Ce quartier comporte un nombre importants d'habitants d'origine étrangère et souffre d'un taux de chômage aux alentours de 30%.
A partir des années 70 et avec les nouvelles vagues de reconstruction et de politiques du logement, le quartier de Nantes Bellevue fut le témoin du développement du logement social, d'abord sur les anciens remparts au sud et au sud-est du quartier ou se construisirent des grands ensembles HLM notamment ceux de boulevard Emile Romanet.
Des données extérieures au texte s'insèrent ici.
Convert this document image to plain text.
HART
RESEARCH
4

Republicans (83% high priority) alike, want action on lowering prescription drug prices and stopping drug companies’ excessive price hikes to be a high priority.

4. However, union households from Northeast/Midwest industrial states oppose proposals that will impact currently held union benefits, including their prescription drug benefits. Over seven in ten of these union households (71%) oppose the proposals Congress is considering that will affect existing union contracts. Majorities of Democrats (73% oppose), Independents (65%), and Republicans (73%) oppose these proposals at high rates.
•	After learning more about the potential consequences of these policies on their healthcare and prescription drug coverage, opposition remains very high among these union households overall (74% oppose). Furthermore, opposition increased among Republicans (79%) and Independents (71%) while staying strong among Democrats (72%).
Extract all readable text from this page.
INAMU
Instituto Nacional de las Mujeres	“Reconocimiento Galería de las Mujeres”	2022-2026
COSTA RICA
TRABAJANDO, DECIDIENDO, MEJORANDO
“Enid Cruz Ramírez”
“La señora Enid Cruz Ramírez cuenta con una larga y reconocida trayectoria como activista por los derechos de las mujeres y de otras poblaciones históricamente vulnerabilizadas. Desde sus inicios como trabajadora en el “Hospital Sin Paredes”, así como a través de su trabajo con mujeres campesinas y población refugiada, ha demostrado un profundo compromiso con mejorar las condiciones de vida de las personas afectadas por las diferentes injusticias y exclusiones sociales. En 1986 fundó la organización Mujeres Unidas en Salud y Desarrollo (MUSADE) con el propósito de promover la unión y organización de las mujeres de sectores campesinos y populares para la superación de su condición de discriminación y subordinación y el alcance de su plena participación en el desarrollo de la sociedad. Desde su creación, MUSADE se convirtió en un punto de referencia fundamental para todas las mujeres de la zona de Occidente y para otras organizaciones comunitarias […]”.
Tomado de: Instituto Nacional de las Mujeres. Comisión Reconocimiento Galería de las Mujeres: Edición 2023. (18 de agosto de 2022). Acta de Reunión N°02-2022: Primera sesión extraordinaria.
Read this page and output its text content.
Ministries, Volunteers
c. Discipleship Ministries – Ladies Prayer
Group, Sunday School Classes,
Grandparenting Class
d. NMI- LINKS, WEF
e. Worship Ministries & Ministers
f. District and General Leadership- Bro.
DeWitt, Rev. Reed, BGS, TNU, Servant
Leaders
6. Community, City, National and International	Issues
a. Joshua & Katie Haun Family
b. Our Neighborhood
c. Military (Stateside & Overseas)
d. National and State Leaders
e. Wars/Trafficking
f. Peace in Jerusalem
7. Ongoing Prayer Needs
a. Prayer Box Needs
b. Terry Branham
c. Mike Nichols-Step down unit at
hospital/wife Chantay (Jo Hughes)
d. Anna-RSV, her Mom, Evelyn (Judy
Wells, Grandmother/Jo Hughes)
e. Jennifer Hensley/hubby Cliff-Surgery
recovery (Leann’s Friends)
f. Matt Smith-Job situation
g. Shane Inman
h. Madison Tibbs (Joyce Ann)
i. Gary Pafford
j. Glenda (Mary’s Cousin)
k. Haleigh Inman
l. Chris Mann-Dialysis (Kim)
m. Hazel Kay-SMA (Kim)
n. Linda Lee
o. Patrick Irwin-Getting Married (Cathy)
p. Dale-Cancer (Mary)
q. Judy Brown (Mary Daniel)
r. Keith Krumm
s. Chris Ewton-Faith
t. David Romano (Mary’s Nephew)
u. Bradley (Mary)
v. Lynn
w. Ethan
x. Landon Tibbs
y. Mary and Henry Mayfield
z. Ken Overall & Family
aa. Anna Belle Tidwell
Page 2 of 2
L'histoire de ce quartier et de son urbanisation en fait donc un lieu qui est devenu populaire et qui rentre aujourd'hui dans de vastes plan de réhabilitation.

Avec aujourd'hui plus de 19 000 habitants (18 659 au recensement de 1999), Bellevue se classe au 1e rang des quartiers Nantais avec environ 10% de la population totale de la ville.
Ce petit pourcentage en matière de nombre d'habitants ne cache cependant pas d'autres caractéristiques qui donnent sa particularité a ce quartier.
Bellevue possède en effet une population très jeune. Selon les statistiques de 1990, certes anciennes, mais qui correspondent toujours à la tendance générale, les 0-14 ans représentent 42,4% de la population totale du quartier et les 15-24 ans, 22,6%.
De plus, Bellevue se distingue en étant le premier quartier Nantais pour son nombre d'étrangers.